Elektrochemie-05 (© 2017 Jos Verstraten)
De spanningsreeks van de in cellen en batterijen
gebruikte materialen. (© 2017 Jos Verstraten)
Een elektrische cel maken met een zo groot mogelijke uitgangsspanning
Om een elektrische cel met een maximale uitgangsspanning te maken moet u twee metalen kiezen die zo ver mogelijk uit elkaar liggen in de spanningsreeks en een voor deze metalen geschikt elektrolyt kiezen. Maar natuurlijk spelen ook andere factoren, zoals prijs, giftigheid, verkrijgbaarheid en lange termijn stabiliteit een zeer belangrijke rol.

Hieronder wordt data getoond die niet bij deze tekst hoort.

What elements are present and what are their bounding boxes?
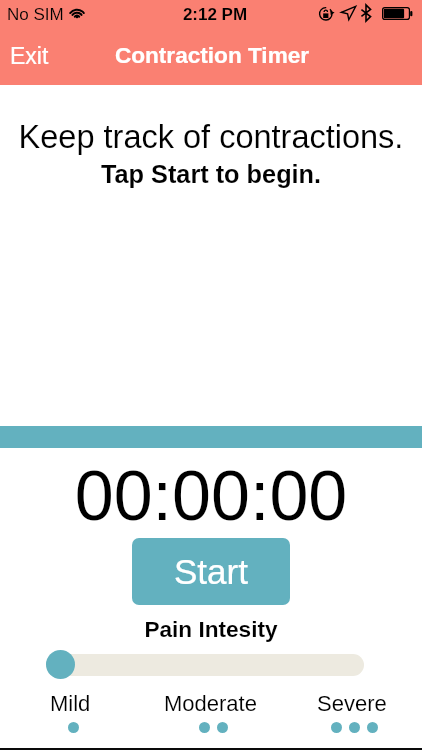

In principe zijn er ontelbare combinaties van platen en elektrolyten mogelijk. Natuurlijk zullen niet alle combinaties praktisch bruikbaar zijn. Het komt er op neer een combinatie te vinden die:
       - Goedkoop is.
       - Niet te giftige stoffen bevat.
       - Betrouwbaar is.
       - Een vrij hoge celspanning levert.
       - Niet te veel last heeft van polarisatie.
       - Geen brandbare of giftige gassen produceert.
       - Gemakkelijk en goedkoop te fabriceren is.
De cel van Volta komt om diverse redenen niet in aanmerking om het etiket 'praktisch bruikbare cel' opgeplakt te krijgen. Die eer komt toe aan Georges Leclanché.


De cel van Leclanché
Deze Fransman maakte in 1865 een cel, waarvan de samenstelling getekend is in onderstaande figuur. Deze cel gaat sindsdien door het leven onder de naam 'cel van Leclanché' en deze vormt nu nog steeds de basis van een heleboel goedkope batterijen die u in iedere supermarkt kunt kopen. De cel bestaat uit een glazen pot, die gevuld wordt met een verdunde oplossing van ammoniumchloride (salmiak) als elektrolyt. De ene elektrode wordt gevormd door een zinken staaf, de tweede door een staaf uit koolstof. De koolstof staaf hangt echter niet rechtstreeks in het elektrolyt, maar zit in een poreuze pot, die gevuld is met een mengsel van koolstofpoeder en magnesiumoxide. Deze stoffen gaan het polariseren van de cel tegen. Ook nu wordt op de positieve pool waterstofgas gevormd. Het magnesiumoxide zorgt er echter voor dat dit waterstofgas een chemische reactie aangaat, waardoor het gebonden wordt en de koolstaaf niet met microscopische gasbelletjes kan afsluiten. Uit de spanningsreeks kunt u afleiden dat de cel van Leclanché een spanning afgeeft van 0,74 V + 0,76 V = 1,5 V. De cel van Leclanché werd zeer lang overal toegepast. Het enige nadeel van de cel is dat de depolarisator vrij traag werkt. Als er een grote stroom uit de cel getrokken wordt, zal er zoveel waterstofgas rond de koolstaaf ontstaan, dat het magnesiumoxide niet in staat is dit om te zetten. Vandaar dat de cel dan toch langzaam polariseert, met als gevolg dat de spanning gaat dalen. Als u de cel nadien echter een tijdje niet belast zal het magnesiumoxide zijn werk blijven doen en het gevormde waterstof omzetten. Nadien levert de cel weer zijn volle spanning van 1,5 V.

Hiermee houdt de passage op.